Ancient peoples adorned themselves with bead jewelry, attached beads in their hair, and buried their dead with beads. Beaded clothing was common, as were baskets, boxes, and other household objects.

In North America, beads made from precious materials such as dentalium shell were used by Northwest Coast Indians to settle disputes. Many Indians in the Eastern Woodlands made purple and white beads from marine shell. Called wampum, these beads were strung together in patterns. Greatly valued, especially by the tribes of the Iroquois Confederacy, wampum strings or "belts" served as symbols of political office, were used to validate agreements and for record-keeping purposes, were given as gifts, and were worn as personal ornamentation. However, despite what you might read in dictionaries and history books, Native Americans did not use wampum as money, though some European colonists - the Dutch and, to a lesser extent, the English - did use wampum they manufactured to pay expenses.

Trading Beads
The first European explorers and colonists gave Native Americans glass and ceramic beads as gifts and used beads for trade with them. The Indians had made bone, shell, and stone beads long before the Europeans arrived in North America, and continued to do so. However, European glass beads, mostly from Venice, some from Holland and, later, from Poland and Czechoslovakia, became popular and sought after by the Indians. The most famous story in American history involving trade beads isn't true. Peter Minuit and his Dutch settlers did not purchase Manhattan Island in 1625 for $24 in beads. As Peter Francis, Jr. demonstrates in a 1986 prize-winning article, "The Beads That Did Not Buy Manhattan Island," the story dates from the nineteenth century and has no historical basis in fact.

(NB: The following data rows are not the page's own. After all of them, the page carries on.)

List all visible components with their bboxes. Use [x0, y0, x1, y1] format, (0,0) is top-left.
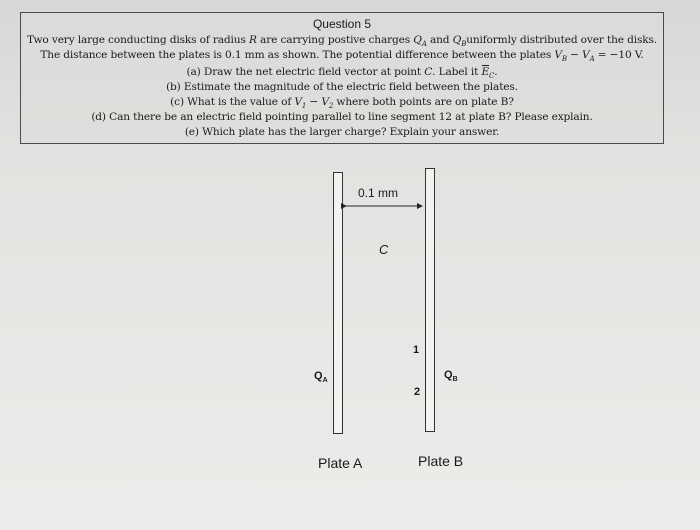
distance-label: 0.1 mm: [358, 186, 399, 200]
plate-a-label: Plate A: [318, 455, 363, 471]
plate-b-label: Plate B: [418, 453, 464, 469]
point-c-label: C: [379, 242, 389, 257]
point-1-label: 1: [413, 344, 420, 356]
question-title: Question 5: [312, 17, 372, 31]
part-c: (c) What is the value of $V_1 - V_2$ where both points are on plate B?: [170, 96, 514, 111]
charge-qb-label: $Q_B$: [444, 369, 458, 384]
part-b: (b) Estimate the magnitude of the electric field between the plates.: [166, 81, 518, 93]
part-e: (e) Which plate has the larger charge? Explain your answer.: [184, 126, 500, 138]
charge-qa-label: $Q_A$: [314, 370, 328, 385]
part-d: (d) Can there be an electric field pointing parallel to line segment 12 at plate B? Please explain.: [91, 111, 593, 123]
question-line-2: The distance between the plates is 0.1 mm as shown. The potential difference between the plates $V_B - V_A = -10$ V.: [40, 49, 644, 64]
question-line-1: Two very large conducting disks of radius R are carrying postive charges $Q_A$ and $Q_Buniformly$ distributed over the disks.: [26, 34, 658, 49]
point-2-label: 2: [414, 386, 421, 398]
part-a: (a) Draw the net electric field vector at point C. Label it $E_C$.: [186, 66, 498, 81]
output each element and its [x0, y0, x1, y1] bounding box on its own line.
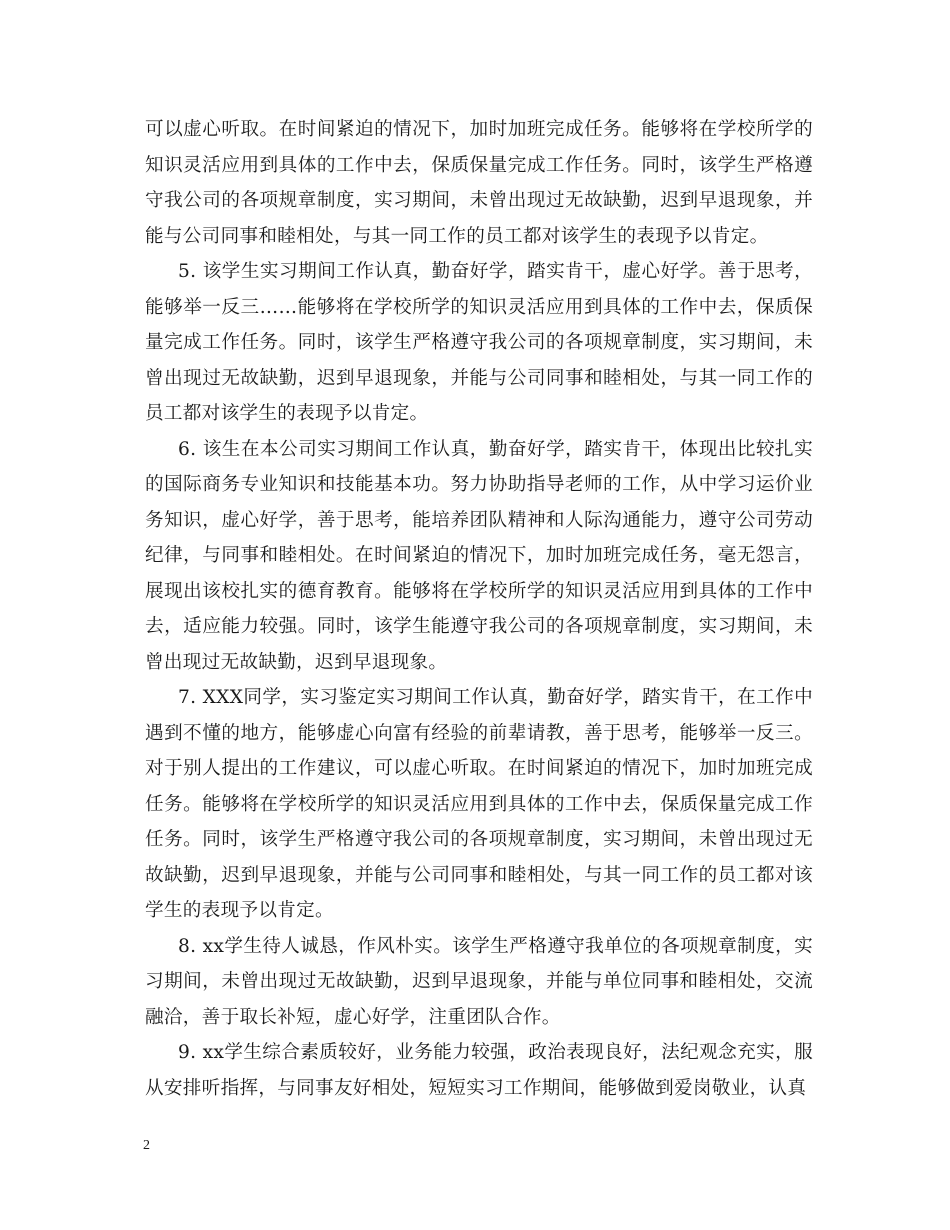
paragraph-continuation: 可以虚心听取。在时间紧迫的情况下，加时加班完成任务。能够将在学校所学的知识灵活应用到具体的工作中去，保质保量完成工作任务。同时，该学生严格遵守我公司的各项规章制度，实习期间，未曾出现过无故缺勤，迟到早退现象，并能与公司同事和睦相处，与其一同工作的员工都对该学生的表现予以肯定。 — [145, 119, 813, 247]
paragraph-item-7: 7. XXX同学，实习鉴定实习期间工作认真，勤奋好学，踏实肯干，在工作中遇到不懂的地方，能够虚心向富有经验的前辈请教，善于思考，能够举一反三。对于别人提出的工作建议，可以虚心听取。在时间紧迫的情况下，加时加班完成任务。能够将在学校所学的知识灵活应用到具体的工作中去，保质保量完成工作任务。同时，该学生严格遵守我公司的各项规章制度，实习期间，未曾出现过无故缺勤，迟到早退现象，并能与公司同事和睦相处，与其一同工作的员工都对该学生的表现予以肯定。 — [145, 687, 813, 921]
document-body — [145, 112, 813, 1106]
paragraph-item-5: 5. 该学生实习期间工作认真，勤奋好学，踏实肯干，虚心好学。善于思考，能够举一反三……能够将在学校所学的知识灵活应用到具体的工作中去，保质保量完成工作任务。同时，该学生严格遵守我公司的各项规章制度，实习期间，未曾出现过无故缺勤，迟到早退现象，并能与公司同事和睦相处，与其一同工作的员工都对该学生的表现予以肯定。 — [145, 261, 813, 424]
page-number: 2 — [143, 1138, 150, 1153]
paragraph-item-8: 8. xx学生待人诚恳，作风朴实。该学生严格遵守我单位的各项规章制度，实习期间，未曾出现过无故缺勤，迟到早退现象，并能与单位同事和睦相处，交流融洽，善于取长补短，虚心好学，注重团队合作。 — [145, 935, 813, 1028]
paragraph-item-6: 6. 该生在本公司实习期间工作认真，勤奋好学，踏实肯干，体现出比较扎实的国际商务专业知识和技能基本功。努力协助指导老师的工作，从中学习运价业务知识，虚心好学，善于思考，能培养团队精神和人际沟通能力，遵守公司劳动纪律，与同事和睦相处。在时间紧迫的情况下，加时加班完成任务，毫无怨言，展现出该校扎实的德育教育。能够将在学校所学的知识灵活应用到具体的工作中去，适应能力较强。同时，该学生能遵守我公司的各项规章制度，实习期间，未曾出现过无故缺勤，迟到早退现象。 — [145, 438, 813, 673]
paragraph-item-9: 9. xx学生综合素质较好，业务能力较强，政治表现良好，法纪观念充实，服从安排听指挥，与同事友好相处，短短实习工作期间，能够做到爱岗敬业，认真 — [145, 1042, 813, 1099]
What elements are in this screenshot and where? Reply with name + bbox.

Europeans, of course, realized early on that beads were important to Native Americans. Corporations such as the Hudson Bay Company and individuals such as Stephen A. Frost developed lucrative bead-trading markets with the Indians (see the section on Stephen A. Frost & Son).

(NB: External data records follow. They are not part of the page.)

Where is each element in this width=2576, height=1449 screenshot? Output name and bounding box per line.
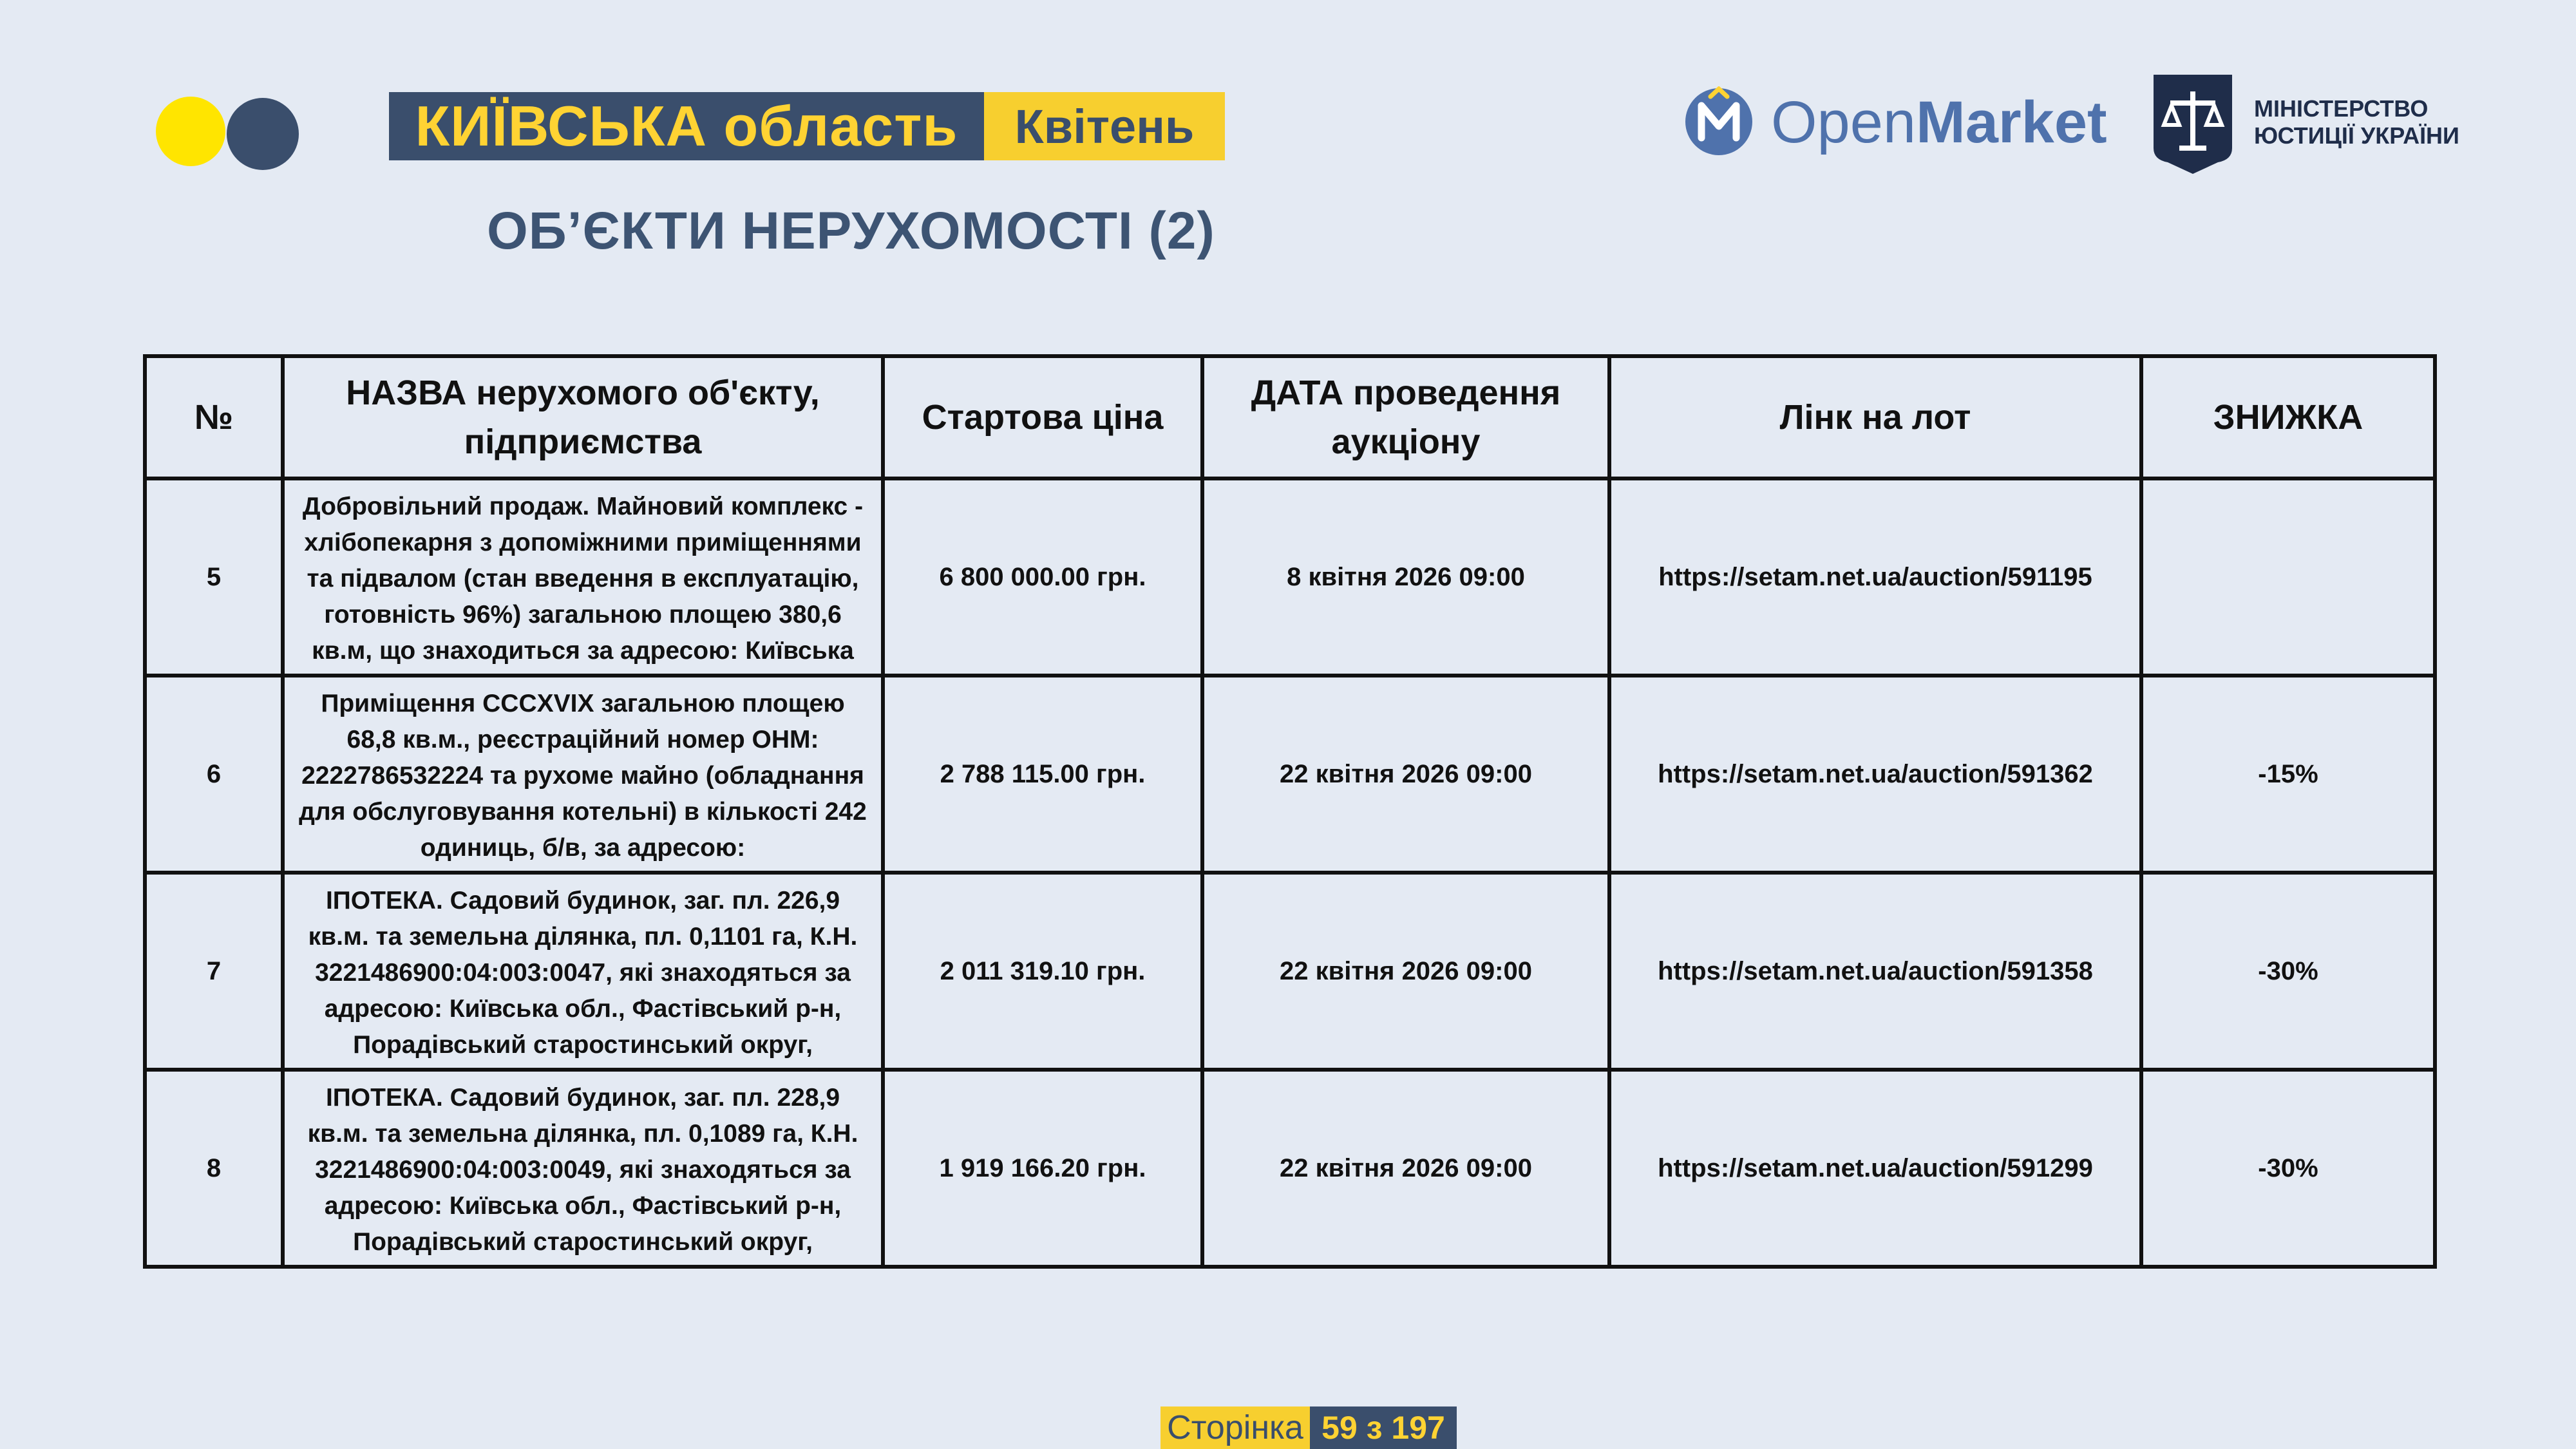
cell-number: 5	[145, 478, 283, 676]
page-title: ОБ’ЄКТИ НЕРУХОМОСТІ (2)	[487, 202, 1215, 260]
openmarket-logo-text	[1771, 89, 2107, 156]
openmarket-logo-text-part1: Open	[1771, 90, 1917, 155]
cell-number: 6	[145, 676, 283, 873]
cell-lot-link[interactable]: https://setam.net.ua/auction/591358	[1609, 873, 2141, 1070]
cell-lot-link[interactable]: https://setam.net.ua/auction/591299	[1609, 1070, 2141, 1267]
cell-price: 2 011 319.10 грн.	[883, 873, 1202, 1070]
ministry-shield-icon	[2151, 72, 2235, 176]
cell-name	[283, 676, 883, 873]
cell-price: 1 919 166.20 грн.	[883, 1070, 1202, 1267]
cell-date: 22 квітня 2026 09:00	[1202, 1070, 1609, 1267]
region-name: КИЇВСЬКА область	[389, 92, 984, 160]
table-row	[145, 478, 2435, 676]
cell-number: 7	[145, 873, 283, 1070]
cell-discount	[2141, 478, 2435, 676]
openmarket-logo-text-part2: Market	[1916, 90, 2107, 155]
pagination	[1160, 1406, 1457, 1449]
header-name: НАЗВА нерухомого об'єкту, підприємства	[283, 356, 883, 478]
table-row	[145, 676, 2435, 873]
real-estate-table	[143, 354, 2437, 1269]
cell-price: 2 788 115.00 грн.	[883, 676, 1202, 873]
cell-discount: -30%	[2141, 1070, 2435, 1267]
table-row	[145, 873, 2435, 1070]
header-number: №	[145, 356, 283, 478]
region-banner	[389, 92, 1225, 160]
cell-lot-link[interactable]: https://setam.net.ua/auction/591362	[1609, 676, 2141, 873]
cell-number: 8	[145, 1070, 283, 1267]
openmarket-logo-icon	[1683, 86, 1754, 157]
object-description: ІПОТЕКА. Садовий будинок, заг. пл. 228,9 кв.м. та земельна ділянка, пл. 0,1089 га, К.Н. 3221486900:04:003:0049, які знаходяться за адресою: Київська обл., Фастівський р-н, Порадівський старостинський округ,	[307, 1084, 858, 1256]
cell-name	[283, 1070, 883, 1267]
pagination-value: 59 з 197	[1310, 1406, 1457, 1449]
month-label: Квітень	[984, 92, 1225, 160]
header-discount: ЗНИЖКА	[2141, 356, 2435, 478]
cell-discount: -30%	[2141, 873, 2435, 1070]
table-header-row	[145, 356, 2435, 478]
navy-circle-decoration	[227, 98, 299, 170]
cell-price: 6 800 000.00 грн.	[883, 478, 1202, 676]
pagination-label: Сторінка	[1160, 1406, 1310, 1449]
object-description: Добровільний продаж. Майновий комплекс - хлібопекарня з допоміжними приміщеннями та підвалом (стан введення в експлуатацію, готовність 96%) загальною площею 380,6 кв.м, що знаходиться за адресою: Київська	[302, 493, 864, 665]
table-row	[145, 1070, 2435, 1267]
cell-lot-link[interactable]: https://setam.net.ua/auction/591195	[1609, 478, 2141, 676]
cell-date: 8 квітня 2026 09:00	[1202, 478, 1609, 676]
yellow-circle-decoration	[156, 97, 225, 166]
object-description: Приміщення CCCXVIX загальною площею 68,8 кв.м., реєстраційний номер ОНМ: 2222786532224 та рухоме майно (обладнання для обслуговування котельні) в кількості 242 одиниць, б/в, за адресою:	[299, 690, 867, 862]
ministry-logo-line2: ЮСТИЦІЇ УКРАЇНИ	[2254, 122, 2459, 149]
header-start-price: Стартова ціна	[883, 356, 1202, 478]
cell-date: 22 квітня 2026 09:00	[1202, 676, 1609, 873]
cell-name	[283, 478, 883, 676]
cell-name	[283, 873, 883, 1070]
header-auction-date: ДАТА проведення аукціону	[1202, 356, 1609, 478]
object-description: ІПОТЕКА. Садовий будинок, заг. пл. 226,9 кв.м. та земельна ділянка, пл. 0,1101 га, К.Н. 3221486900:04:003:0047, які знаходяться за адресою: Київська обл., Фастівський р-н, Порадівський старостинський округ,	[308, 887, 858, 1059]
cell-date: 22 квітня 2026 09:00	[1202, 873, 1609, 1070]
ministry-logo-line1: МІНІСТЕРСТВО	[2254, 95, 2429, 122]
header-lot-link: Лінк на лот	[1609, 356, 2141, 478]
cell-discount: -15%	[2141, 676, 2435, 873]
ministry-logo-text	[2254, 95, 2459, 149]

The availability of glass beads increased, their cost decreased, and they became more widely used by Indians throughout North America. Ceramic beads declined in popularity as glass bead manufacturers came to dominate the market because of their variety of color, price, and supply. At first, glass beads supplemented those made from natural materials, but, in time, glass beads almost completely replaced Indian-made ones. For some groups, especially on the coasts, the loss of access to marine shell and the loss of land suitable for hunting to obtain bone led to the eventual predominance of glass beads. Similarly, through time, glass beads largely replaced natural and dyed porcupine quills as decorative materials. One outcome of this was that the quantity of quillwork declined, although it never completely disappeared. The Indians' loss of land and the reduced access to porcupines were also factors in their shift to the use of glass beads.

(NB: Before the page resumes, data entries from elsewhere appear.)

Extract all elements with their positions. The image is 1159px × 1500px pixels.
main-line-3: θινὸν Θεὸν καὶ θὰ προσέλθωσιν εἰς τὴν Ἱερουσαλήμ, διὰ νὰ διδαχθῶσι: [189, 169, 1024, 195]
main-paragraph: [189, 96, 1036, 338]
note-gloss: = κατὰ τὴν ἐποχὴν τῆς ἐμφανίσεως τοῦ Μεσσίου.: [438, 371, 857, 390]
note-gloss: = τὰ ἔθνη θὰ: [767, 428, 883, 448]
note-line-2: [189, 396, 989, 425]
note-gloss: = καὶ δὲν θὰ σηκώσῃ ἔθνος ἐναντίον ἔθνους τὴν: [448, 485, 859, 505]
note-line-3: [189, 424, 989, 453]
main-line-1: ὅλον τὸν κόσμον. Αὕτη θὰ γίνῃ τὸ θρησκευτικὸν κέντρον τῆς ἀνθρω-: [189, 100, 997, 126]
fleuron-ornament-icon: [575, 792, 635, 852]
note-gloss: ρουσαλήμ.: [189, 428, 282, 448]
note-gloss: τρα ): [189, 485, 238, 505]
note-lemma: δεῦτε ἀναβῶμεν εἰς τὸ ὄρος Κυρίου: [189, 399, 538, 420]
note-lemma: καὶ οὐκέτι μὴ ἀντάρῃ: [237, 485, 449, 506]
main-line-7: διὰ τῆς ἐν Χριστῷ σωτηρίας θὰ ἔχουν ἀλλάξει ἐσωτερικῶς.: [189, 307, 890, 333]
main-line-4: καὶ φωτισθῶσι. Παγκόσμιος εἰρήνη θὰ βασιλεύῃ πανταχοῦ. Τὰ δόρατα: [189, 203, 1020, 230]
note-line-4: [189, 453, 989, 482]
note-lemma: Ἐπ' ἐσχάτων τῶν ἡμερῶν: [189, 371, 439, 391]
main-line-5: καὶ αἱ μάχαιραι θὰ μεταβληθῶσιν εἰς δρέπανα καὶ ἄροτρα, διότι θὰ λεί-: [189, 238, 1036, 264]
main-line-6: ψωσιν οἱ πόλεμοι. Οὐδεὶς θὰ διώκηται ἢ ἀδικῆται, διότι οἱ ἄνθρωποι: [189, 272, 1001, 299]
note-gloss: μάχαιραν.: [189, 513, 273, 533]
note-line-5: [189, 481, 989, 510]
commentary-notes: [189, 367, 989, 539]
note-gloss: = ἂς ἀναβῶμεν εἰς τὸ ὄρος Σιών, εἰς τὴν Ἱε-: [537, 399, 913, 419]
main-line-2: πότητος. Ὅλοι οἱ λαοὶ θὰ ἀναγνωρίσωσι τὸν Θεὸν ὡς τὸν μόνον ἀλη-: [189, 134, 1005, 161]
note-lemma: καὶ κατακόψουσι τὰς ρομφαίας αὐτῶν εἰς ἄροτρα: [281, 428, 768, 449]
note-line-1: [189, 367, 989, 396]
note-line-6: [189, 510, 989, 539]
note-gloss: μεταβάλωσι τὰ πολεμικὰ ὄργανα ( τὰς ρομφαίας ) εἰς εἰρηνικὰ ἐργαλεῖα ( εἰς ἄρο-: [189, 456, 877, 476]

At the dawn of the twenty-first century, beadwork remains an integral part of some Indian cultures, especially on the Plains and in Western North America. Stores in towns, mail order businesses, and suppliers on the Internet have replaced itinerant bead merchants and trading companies. In an ongoing pattern of innovation, culture change, and continuity among Native Americans, plastic beads are now gaining market share from glass beads, just as glass beads earlier replaced those made from natural materials.